The IFEAL training program, based on the Epona approach, is the first of its kind to be certified by Crossfields Institute and Pearson Assured by Pearson Education Ltd, both of which set benchmarks for high quality of training. IFEAL program is also unique in that it has developed a equine-facilitated human development protocol based on bio-psycho-social theoretical frameworks and equine ethology. The clinical results of the work conducted at IFEAL are being evaluated in collaboration with the King’s College of London.

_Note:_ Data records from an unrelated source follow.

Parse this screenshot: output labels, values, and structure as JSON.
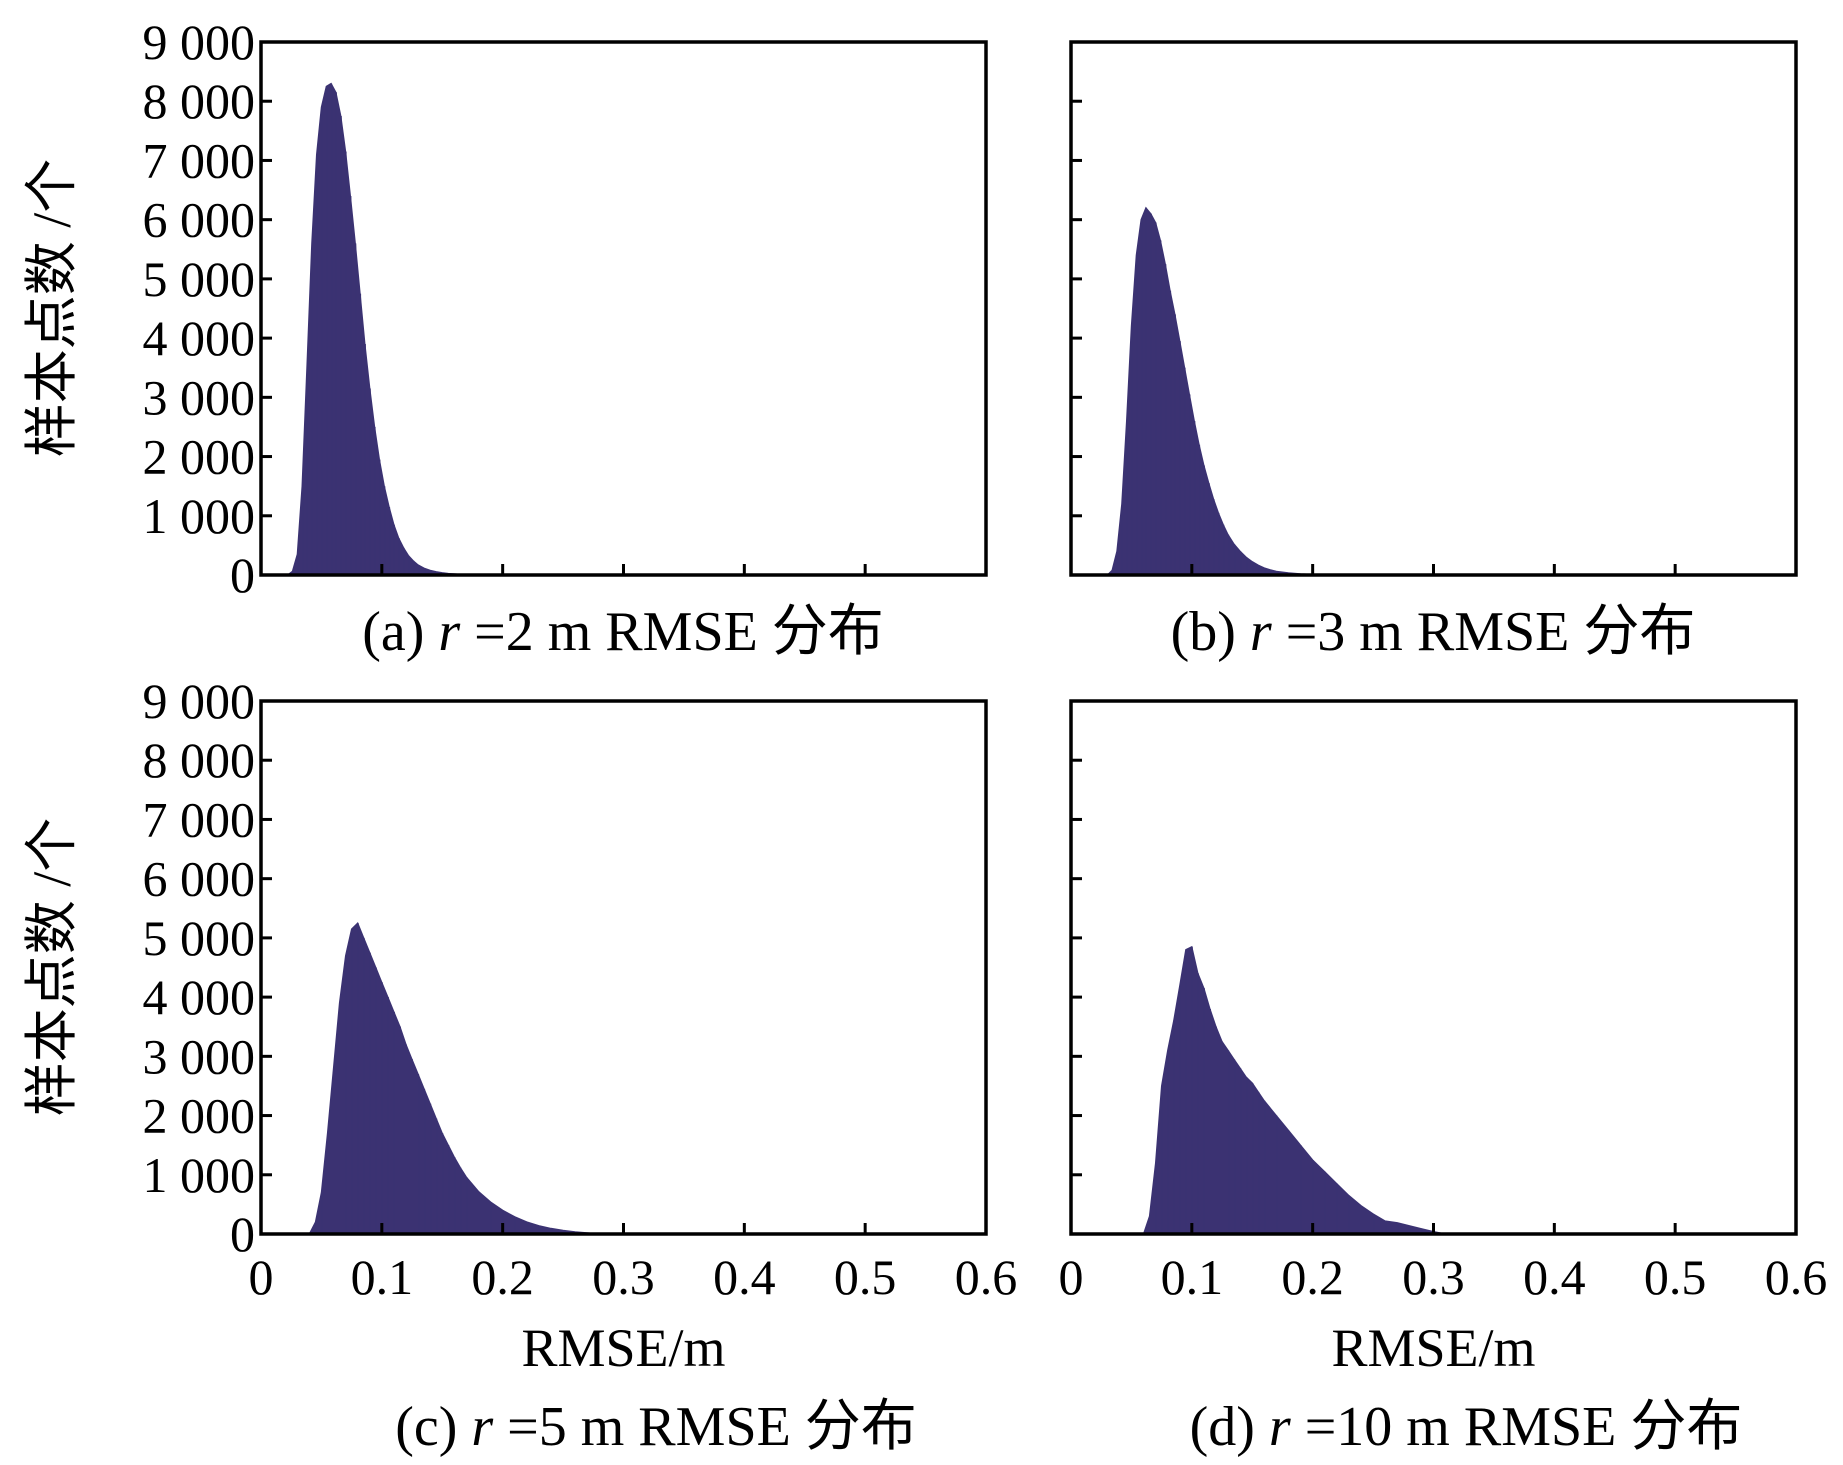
{
  "chart_data": [
    {
      "type": "bar",
      "panel": "a",
      "caption": {
        "prefix": "(a) ",
        "var": "r",
        "suffix": " =2 m RMSE 分布"
      },
      "ylabel": "样本点数 /个",
      "xlabel": "",
      "xlim": [
        0,
        0.6
      ],
      "ylim": [
        0,
        9000
      ],
      "yticks": [
        "0",
        "1 000",
        "2 000",
        "3 000",
        "4 000",
        "5 000",
        "6 000",
        "7 000",
        "8 000",
        "9 000"
      ],
      "xticks": [],
      "color": "#3b3272",
      "grid": false,
      "x": [
        0.022,
        0.026,
        0.03,
        0.034,
        0.038,
        0.042,
        0.046,
        0.05,
        0.054,
        0.058,
        0.062,
        0.066,
        0.07,
        0.074,
        0.078,
        0.082,
        0.086,
        0.09,
        0.094,
        0.098,
        0.102,
        0.106,
        0.11,
        0.114,
        0.118,
        0.122,
        0.126,
        0.13,
        0.135,
        0.14,
        0.145,
        0.15,
        0.155,
        0.16,
        0.165,
        0.17,
        0.175,
        0.18,
        0.19,
        0.2
      ],
      "values": [
        0,
        60,
        350,
        1500,
        3500,
        5600,
        7100,
        7900,
        8250,
        8300,
        8150,
        7750,
        7150,
        6400,
        5600,
        4750,
        3900,
        3150,
        2500,
        1950,
        1500,
        1150,
        850,
        620,
        460,
        330,
        240,
        170,
        115,
        80,
        55,
        38,
        26,
        18,
        12,
        8,
        6,
        4,
        2,
        0
      ]
    },
    {
      "type": "bar",
      "panel": "b",
      "caption": {
        "prefix": "(b) ",
        "var": "r",
        "suffix": " =3 m RMSE 分布"
      },
      "ylabel": "",
      "xlabel": "",
      "xlim": [
        0,
        0.6
      ],
      "ylim": [
        0,
        9000
      ],
      "yticks": [],
      "xticks": [],
      "color": "#3b3272",
      "grid": false,
      "x": [
        0.03,
        0.034,
        0.038,
        0.042,
        0.046,
        0.05,
        0.054,
        0.058,
        0.062,
        0.066,
        0.07,
        0.074,
        0.078,
        0.082,
        0.086,
        0.09,
        0.094,
        0.098,
        0.102,
        0.106,
        0.11,
        0.114,
        0.118,
        0.122,
        0.126,
        0.13,
        0.135,
        0.14,
        0.145,
        0.15,
        0.155,
        0.16,
        0.165,
        0.17,
        0.18,
        0.19,
        0.2,
        0.21,
        0.22
      ],
      "values": [
        0,
        80,
        400,
        1200,
        2600,
        4200,
        5400,
        6000,
        6200,
        6100,
        5950,
        5650,
        5250,
        4800,
        4400,
        3950,
        3500,
        3050,
        2600,
        2200,
        1850,
        1550,
        1280,
        1050,
        850,
        680,
        520,
        400,
        300,
        225,
        165,
        120,
        88,
        62,
        35,
        20,
        11,
        5,
        0
      ]
    },
    {
      "type": "bar",
      "panel": "c",
      "caption": {
        "prefix": "(c) ",
        "var": "r",
        "suffix": " =5 m RMSE 分布"
      },
      "ylabel": "样本点数 /个",
      "xlabel": "RMSE/m",
      "xlim": [
        0,
        0.6
      ],
      "ylim": [
        0,
        9000
      ],
      "yticks": [
        "0",
        "1 000",
        "2 000",
        "3 000",
        "4 000",
        "5 000",
        "6 000",
        "7 000",
        "8 000",
        "9 000"
      ],
      "xticks": [
        "0",
        "0.1",
        "0.2",
        "0.3",
        "0.4",
        "0.5",
        "0.6"
      ],
      "color": "#3b3272",
      "grid": false,
      "x": [
        0.04,
        0.045,
        0.05,
        0.055,
        0.06,
        0.065,
        0.07,
        0.075,
        0.08,
        0.085,
        0.09,
        0.095,
        0.1,
        0.105,
        0.11,
        0.115,
        0.12,
        0.125,
        0.13,
        0.135,
        0.14,
        0.145,
        0.15,
        0.155,
        0.16,
        0.165,
        0.17,
        0.18,
        0.19,
        0.2,
        0.21,
        0.22,
        0.23,
        0.24,
        0.25,
        0.26,
        0.27,
        0.28
      ],
      "values": [
        0,
        200,
        700,
        1700,
        2800,
        3900,
        4700,
        5150,
        5250,
        5000,
        4750,
        4500,
        4250,
        4000,
        3750,
        3500,
        3200,
        2950,
        2700,
        2450,
        2200,
        1950,
        1700,
        1500,
        1300,
        1120,
        960,
        720,
        540,
        400,
        290,
        205,
        140,
        95,
        60,
        35,
        18,
        0
      ]
    },
    {
      "type": "bar",
      "panel": "d",
      "caption": {
        "prefix": "(d) ",
        "var": "r",
        "suffix": " =10 m RMSE 分布"
      },
      "ylabel": "",
      "xlabel": "RMSE/m",
      "xlim": [
        0,
        0.6
      ],
      "ylim": [
        0,
        9000
      ],
      "yticks": [],
      "xticks": [
        "0",
        "0.1",
        "0.2",
        "0.3",
        "0.4",
        "0.5",
        "0.6"
      ],
      "color": "#3b3272",
      "grid": false,
      "x": [
        0.06,
        0.065,
        0.07,
        0.075,
        0.08,
        0.085,
        0.09,
        0.095,
        0.1,
        0.105,
        0.11,
        0.115,
        0.12,
        0.125,
        0.13,
        0.135,
        0.14,
        0.145,
        0.15,
        0.155,
        0.16,
        0.17,
        0.18,
        0.19,
        0.2,
        0.21,
        0.22,
        0.23,
        0.24,
        0.25,
        0.26,
        0.27,
        0.28,
        0.29,
        0.3,
        0.31
      ],
      "values": [
        0,
        300,
        1200,
        2500,
        3100,
        3600,
        4200,
        4800,
        4850,
        4400,
        4150,
        3800,
        3500,
        3250,
        3100,
        2950,
        2800,
        2650,
        2550,
        2400,
        2250,
        2000,
        1750,
        1500,
        1250,
        1050,
        850,
        650,
        480,
        340,
        220,
        190,
        140,
        90,
        40,
        0
      ]
    }
  ]
}
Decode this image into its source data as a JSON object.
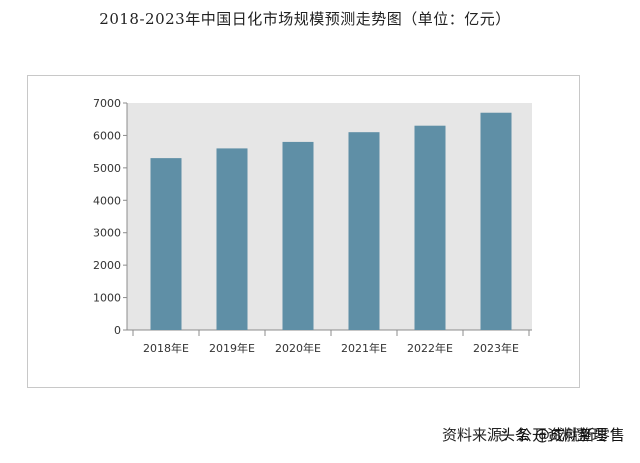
{
  "header": {
    "title": "2018-2023年中国日化市场规模预测走势图（单位：亿元）"
  },
  "footer": {
    "source": "资料来源：公开资料整理",
    "watermark": "头条 @成就新零售"
  },
  "colors": {
    "bar": "#5f8fa6",
    "plot_bg": "#e6e6e6",
    "axis": "#8c8c8c",
    "tick_text": "#333333"
  },
  "chart_data": {
    "type": "bar",
    "title": "2018-2023年中国日化市场规模预测走势图（单位：亿元）",
    "categories": [
      "2018年E",
      "2019年E",
      "2020年E",
      "2021年E",
      "2022年E",
      "2023年E"
    ],
    "values": [
      5300,
      5600,
      5800,
      6100,
      6300,
      6700
    ],
    "ylim": [
      0,
      7000
    ],
    "yticks": [
      "0",
      "1000",
      "2000",
      "3000",
      "4000",
      "5000",
      "6000",
      "7000"
    ],
    "xlabel": "",
    "ylabel": "",
    "grid": false,
    "legend": "none"
  }
}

My background and goals. I love being with horses, and I care about humanity. People are fascinating creatures, so I studied physiology and neuroscience to figure out how they function on the inside. Getting married and having kids can certainly teach you about humans. My three children are a source of great satisfaction, exasperation, exhaustion, and joy. Moving from country to country to follow the career of my firefighter-turned-disaster expert husband has not prevented me from growing a herd of two dogs (Cracker the American, and Latte the Brazilian), and three horses: the kind-hearted Orista, the proud and fearless Dalpina, and sweet and sensitive Osanna — all three Akhal Teke mares. I wish to inspire others to enjoy horses, and through them to come to know and love themselves.
My professional focus is presently on establishing an EFHD practice in Quito, Ecuador, developing as a horse trainer, and continuing to develop sensitivity toward human and animal life experiences and emotions. I am also studying photonic therapy (a non-invasive alternative to acupuncture). When working with horses, I use classical training principles (based of anatomy and physiology) and natural horsemanship methods (based on horse psychology) to create happy equine athletes.
Why Momo Riding? Momo is the heroine of a 1973 book by Michael Ende (author of The Neverending Story). This sweet and gentle child has the ability to make people happy, forget their quarrels, and to awaken to joy, connection, and love. She goes on a journey, in which she finds the tools to protect herself and her friends from the influence of time-robbing men in grey suits. She is symbolic of the pure human spirit that resides within each one of us, with which we have lost touch due to socialization and disconnection from nature and other people. By learning from horses (not necessarily riding them), and letting go of our enslavement to the clock (symbol of modern life), we can rediscover this child-like essence.